There’s nothing worse than being stranded out on a ride by a simple mechanical. And we’ve all had something come loose at some time or other. Or often on a ride you find you need to adjust the position of something.
These are exactly the kind of situations multi tools were designed for.
Multi tools, as the name suggests, pack a variety of commonly used tools into a compact, portable and consolidated package.
The more you pay for a multi tool the more tools it will have and generally the better made and more compact it will be. Saying that, any multi tool with the basic tools is better than no multi tool.
Even if you’re not a competent mechanic we would recommend you carry a small basic multi tool as even if you can’t fix something it will be easier to ask someone to do it for you if you supply them with tools for the job.
What’s the minimum?
The amount of tools depends on the model and you can get multi tools with loads of tools stuffed into them. As a rule we’d recommend one with at least the following:
- 2.5mm, 3mm, 4mm, 5mm and 6mm Allen keys. 8mm is useful too for some pedals and crank arms.
- T-25 Torx tool. More relevant to MTBs (disc rotor bolts) but Torx bolts are starting to creep on to road bikes too.
- Screwdriver. Definitely a Philips. Ideally a flat blade as well.
- Chain tool. Will be fiddly to use but will save you a long, depressing walk home.
- Spoke key (that fits your bike’s nipples).
There’s a huge choice available and the more you spend the more tools you get. The huge choice means you can pretty much get exactly the tools you need as there’s slight variations between most models. Some are better for road while some are better for trail so check the specification against your needs before purchase.

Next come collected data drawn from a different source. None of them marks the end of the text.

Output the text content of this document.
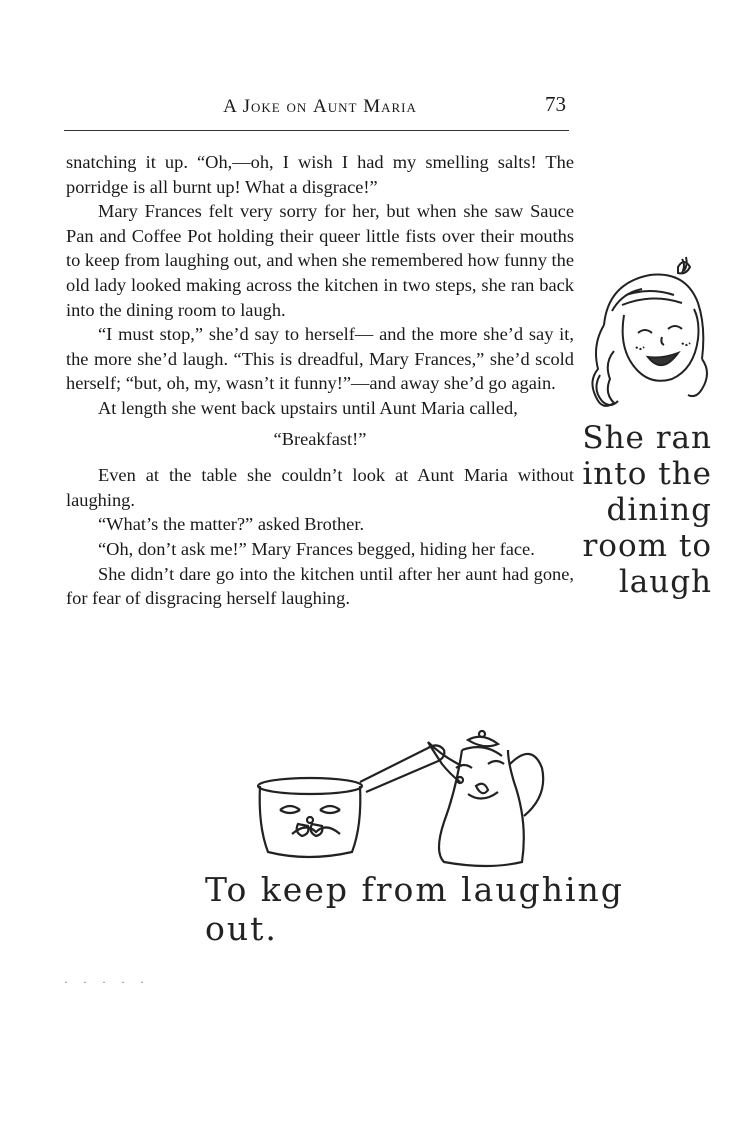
A Joke on Aunt Maria	73

snatching it up. “Oh,—oh, I wish I had my smelling salts! The porridge is all burnt up! What a disgrace!”

Mary Frances felt very sorry for her, but when she saw Sauce Pan and Coffee Pot holding their queer little fists over their mouths to keep from laughing out, and when she remembered how funny the old lady looked making across the kitchen in two steps, she ran back into the dining room to laugh.

“I must stop,” she’d say to herself— and the more she’d say it, the more she’d laugh. “This is dreadful, Mary Frances,” she’d scold herself; “but, oh, my, wasn’t it funny!”—and away she’d go again.

At length she went back upstairs until Aunt Maria called,

“Breakfast!”

Even at the table she couldn’t look at Aunt Maria without laughing.

“What’s the matter?” asked Brother.

“Oh, don’t ask me!” Mary Frances begged, hiding her face.

She didn’t dare go into the kitchen until after her aunt had gone, for fear of disgracing herself laughing.

She ran
into the
dining
room to
laugh
To keep from laughing out.
· · · · ·
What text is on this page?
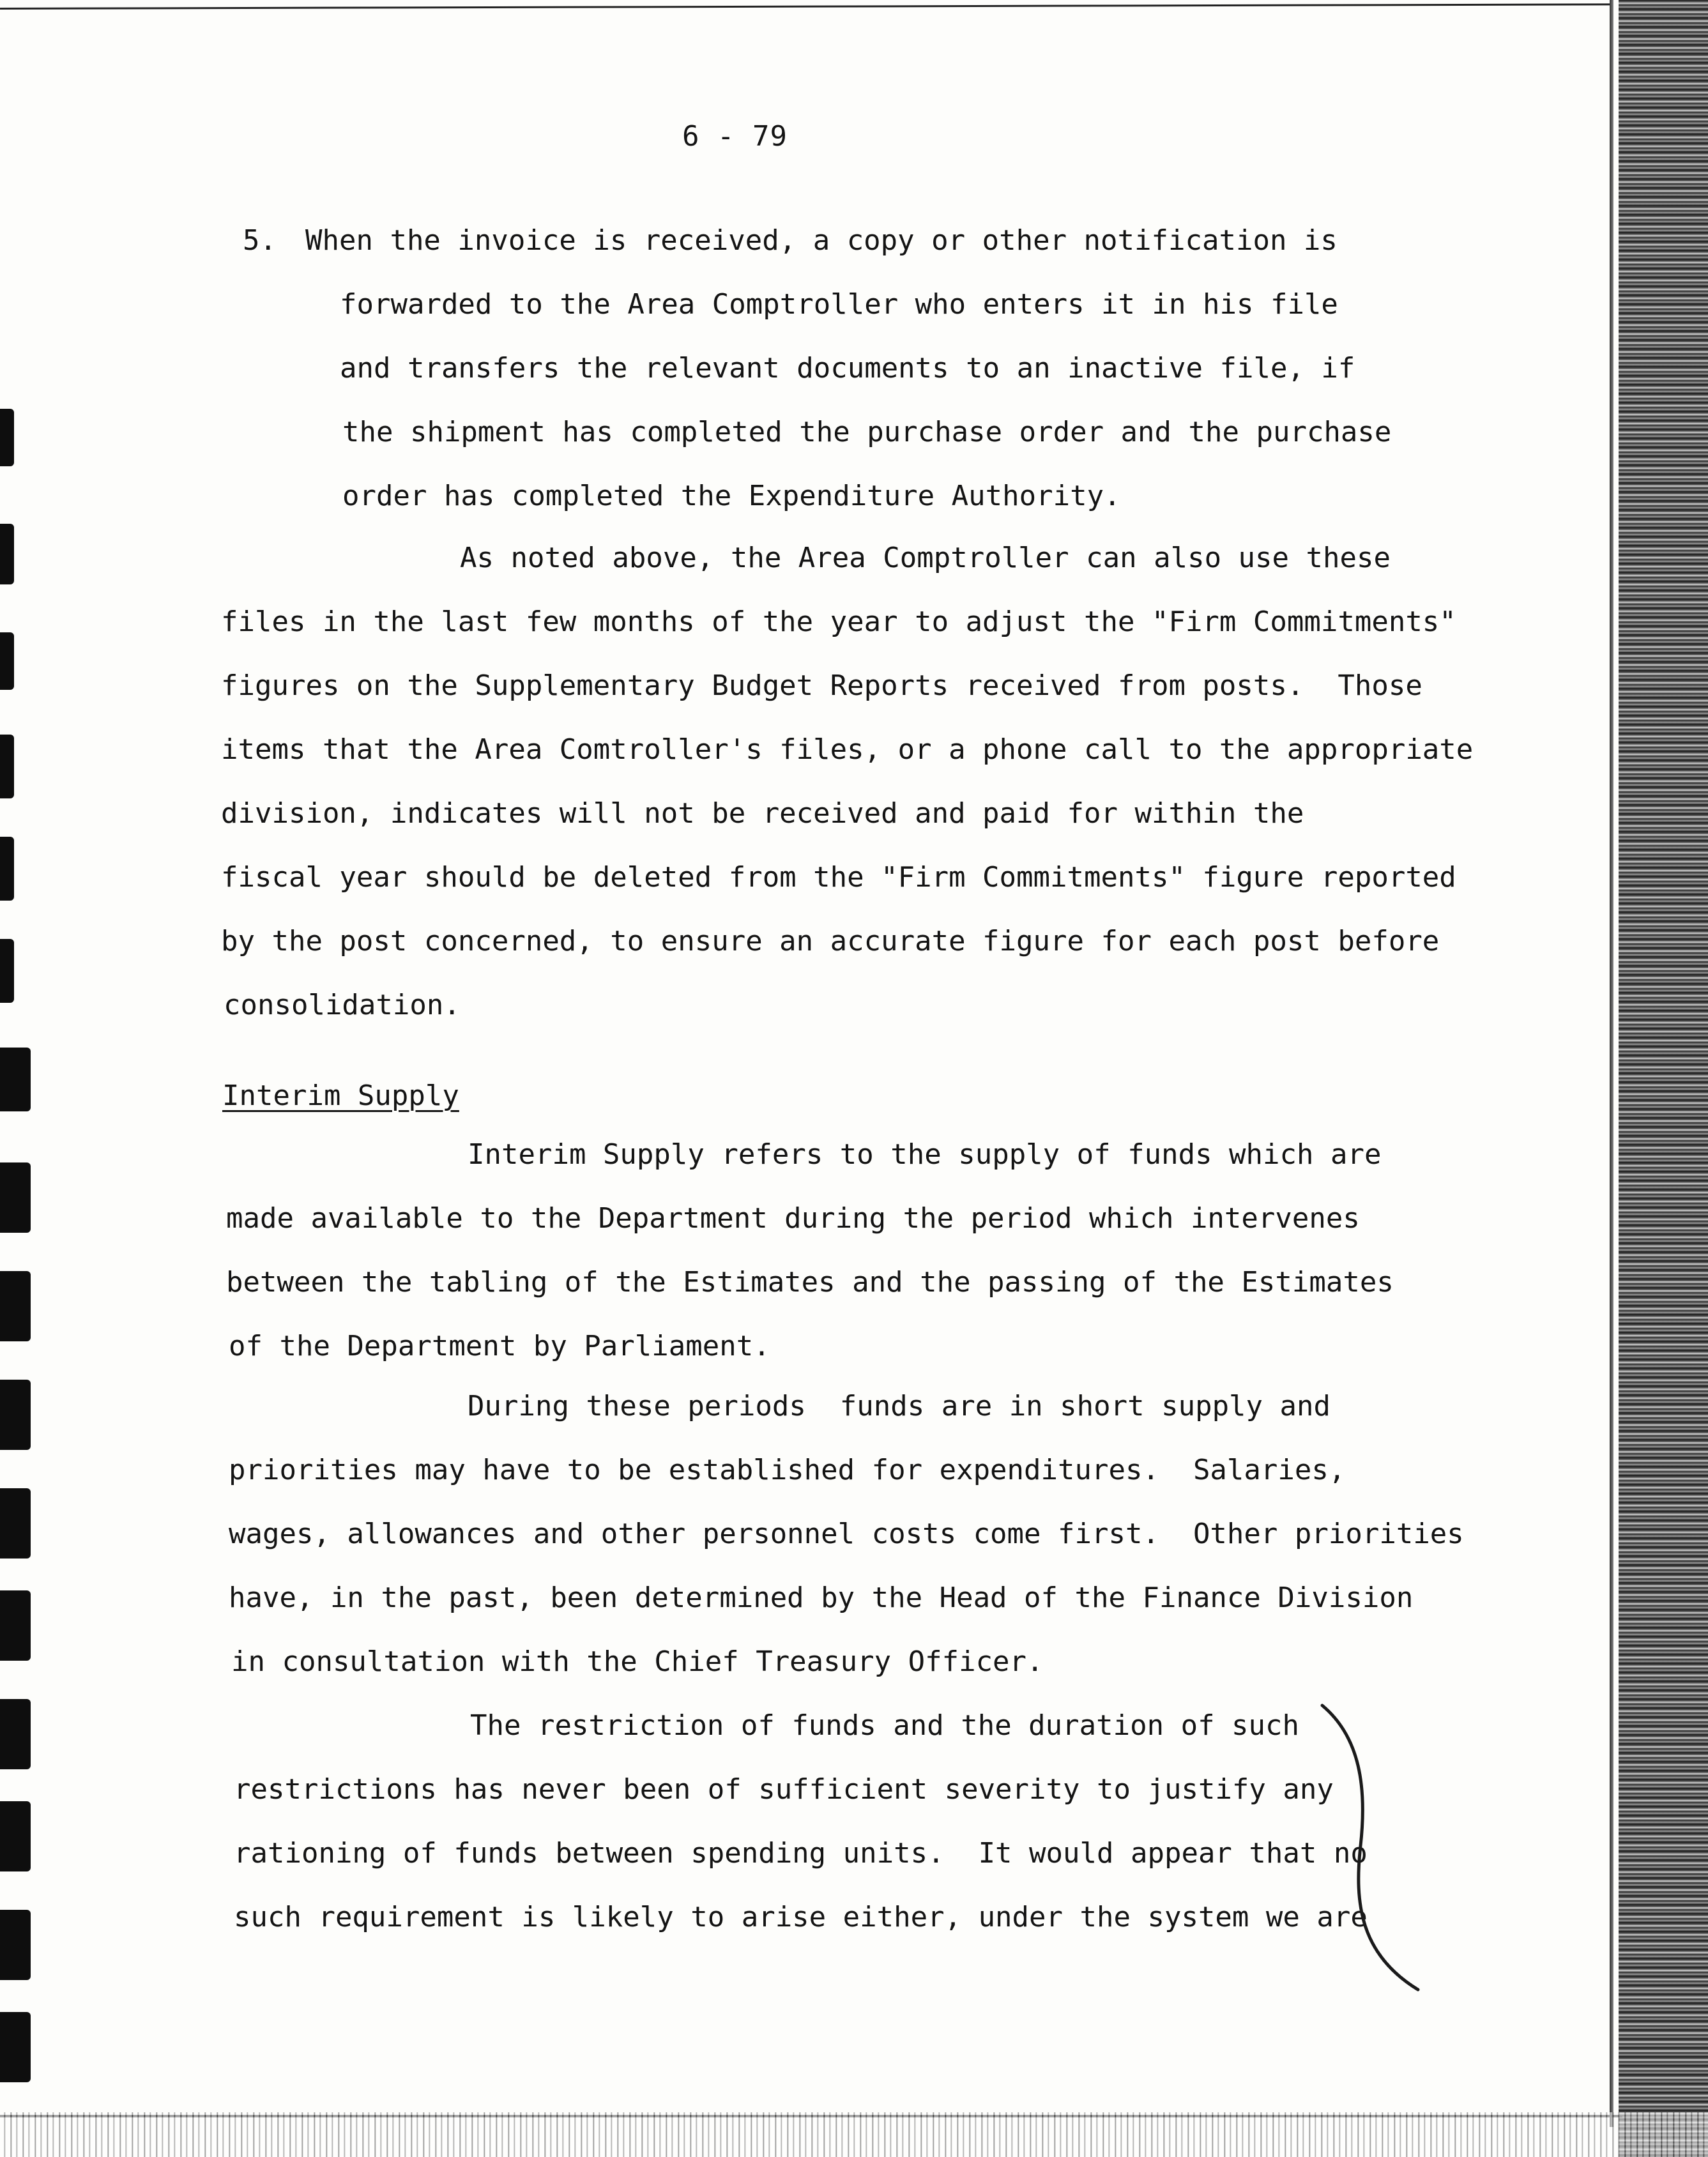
6 - 79
5. When the invoice is received, a copy or other notification is
forwarded to the Area Comptroller who enters it in his file
and transfers the relevant documents to an inactive file, if
the shipment has completed the purchase order and the purchase
order has completed the Expenditure Authority.
As noted above, the Area Comptroller can also use these
files in the last few months of the year to adjust the "Firm Commitments"
figures on the Supplementary Budget Reports received from posts.  Those
items that the Area Comtroller's files, or a phone call to the appropriate
division, indicates will not be received and paid for within the
fiscal year should be deleted from the "Firm Commitments" figure reported
by the post concerned, to ensure an accurate figure for each post before
consolidation.
Interim Supply
Interim Supply refers to the supply of funds which are
made available to the Department during the period which intervenes
between the tabling of the Estimates and the passing of the Estimates
of the Department by Parliament.
During these periods  funds are in short supply and
priorities may have to be established for expenditures.  Salaries,
wages, allowances and other personnel costs come first.  Other priorities
have, in the past, been determined by the Head of the Finance Division
in consultation with the Chief Treasury Officer.
The restriction of funds and the duration of such
restrictions has never been of sufficient severity to justify any
rationing of funds between spending units.  It would appear that no
such requirement is likely to arise either, under the system we are
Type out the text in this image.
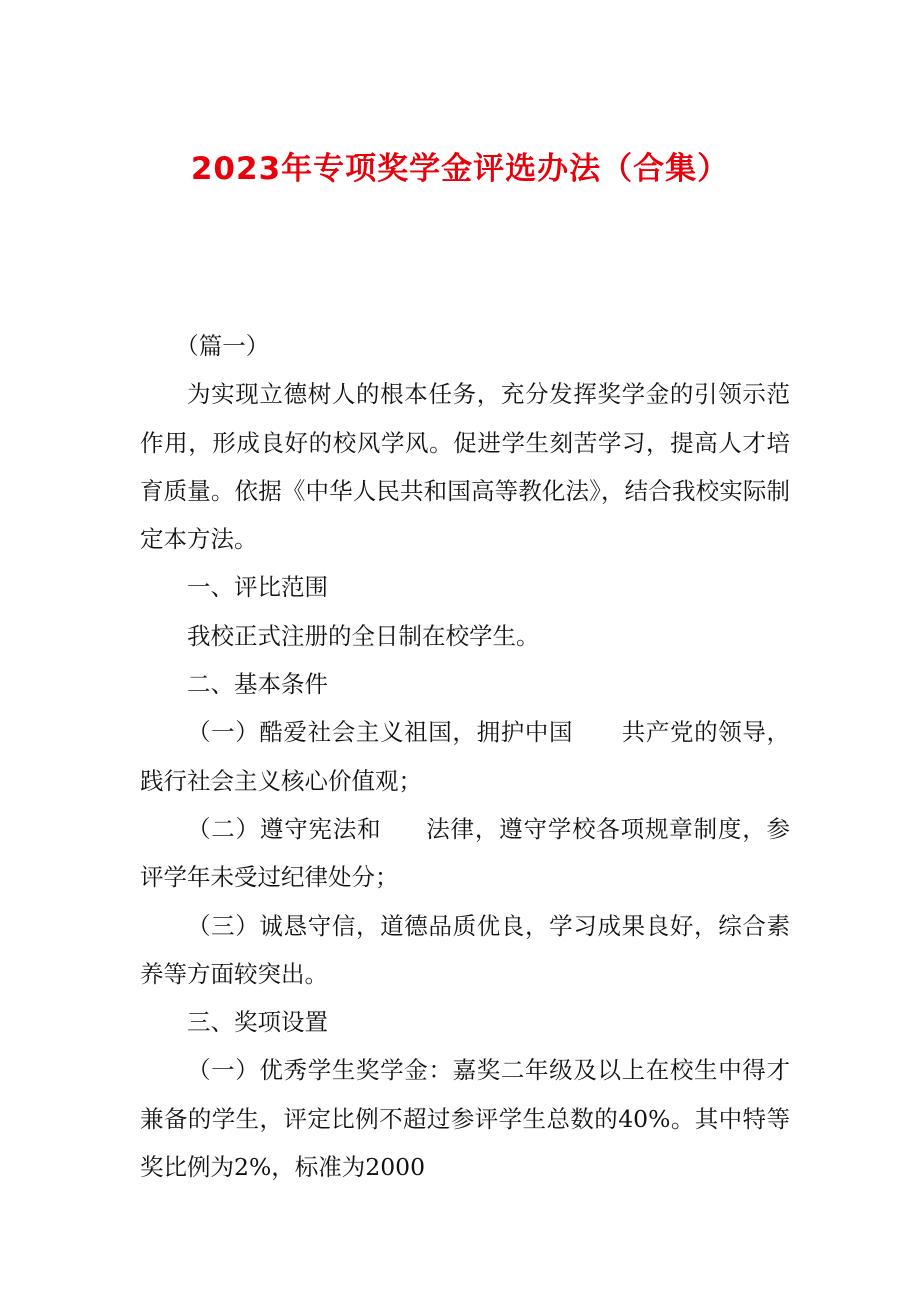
2023年专项奖学金评选办法（合集）

（篇一）

为实现立德树人的根本任务，充分发挥奖学金的引领示范作用，形成良好的校风学风。促进学生刻苦学习，提高人才培育质量。依据《中华人民共和国高等教化法》，结合我校实际制定本方法。

一、评比范围

我校正式注册的全日制在校学生。

二、基本条件

（一）酷爱社会主义祖国，拥护中国 共产党的领导，践行社会主义核心价值观；

（二）遵守宪法和 法律，遵守学校各项规章制度，参评学年未受过纪律处分；

（三）诚恳守信，道德品质优良，学习成果良好，综合素养等方面较突出。

三、奖项设置

（一）优秀学生奖学金：嘉奖二年级及以上在校生中得才兼备的学生，评定比例不超过参评学生总数的40%。其中特等奖比例为2%，标准为2000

There is a small drawback in that the tools are smaller and may not be the easiest to use but something has to give to keep the package small and portable. Anyway they aren’t meant for regular use, just for when you need them out on the road or trail. They will be able to fix most minor mechanicals to get you back to base where you can sort things out with your proper tools at home.
Other stuff to take
Inner tube. Pump. Tyre levers. And it’s well worth also carrying a spare power link as well as they weigh nothing and will make breaking the chain easier once at home.
Things you can probably do without
- 10m Allen key.
- Spanners. Having said that, an 8mm spanner can be used for tightening leaking disc hose fixings.
- Bottle opener. Sorry but it’s not an essentially really.
Surprisingly useful features
Multi tools made from stainless steel (pic above) or even titanium sound a bit extravagant but they will last better than basic steel tools which often end going rusty over the years.
It sounds odd but the Lezyne RAP-21 LED multi tool has a small torch as a head attachment for the 6mm allen key and I actually found this very handy on night rides to save on main lights when carrying out mechanicals.
Which multi tool should you buy?
Leisure riders – A basic and inexpensive multi tool with Allen keys, hex key and screwdrivers will cover the basic jobs. Size and weight isn’t such an issue here as it’s more about having the tools for the job and basic multi tools are fairly small and light anyway.
Regular riders – The basics plus a chain tool and maybe a spoke key should get you out of most situations. Worth spending a little more for a few more tools and a nice compact size. Consider buying a stainless or titanium tool which will hold up to bad weather over the years.
Racers – The lighter the better. Most racers will only want basics to keep as light as possible as anything more means a lengthy job which can wait until they get home as the race is over for them anyway. Most racers will have a dinky minimalist multi tool for racing and a normal multi tool for training rides.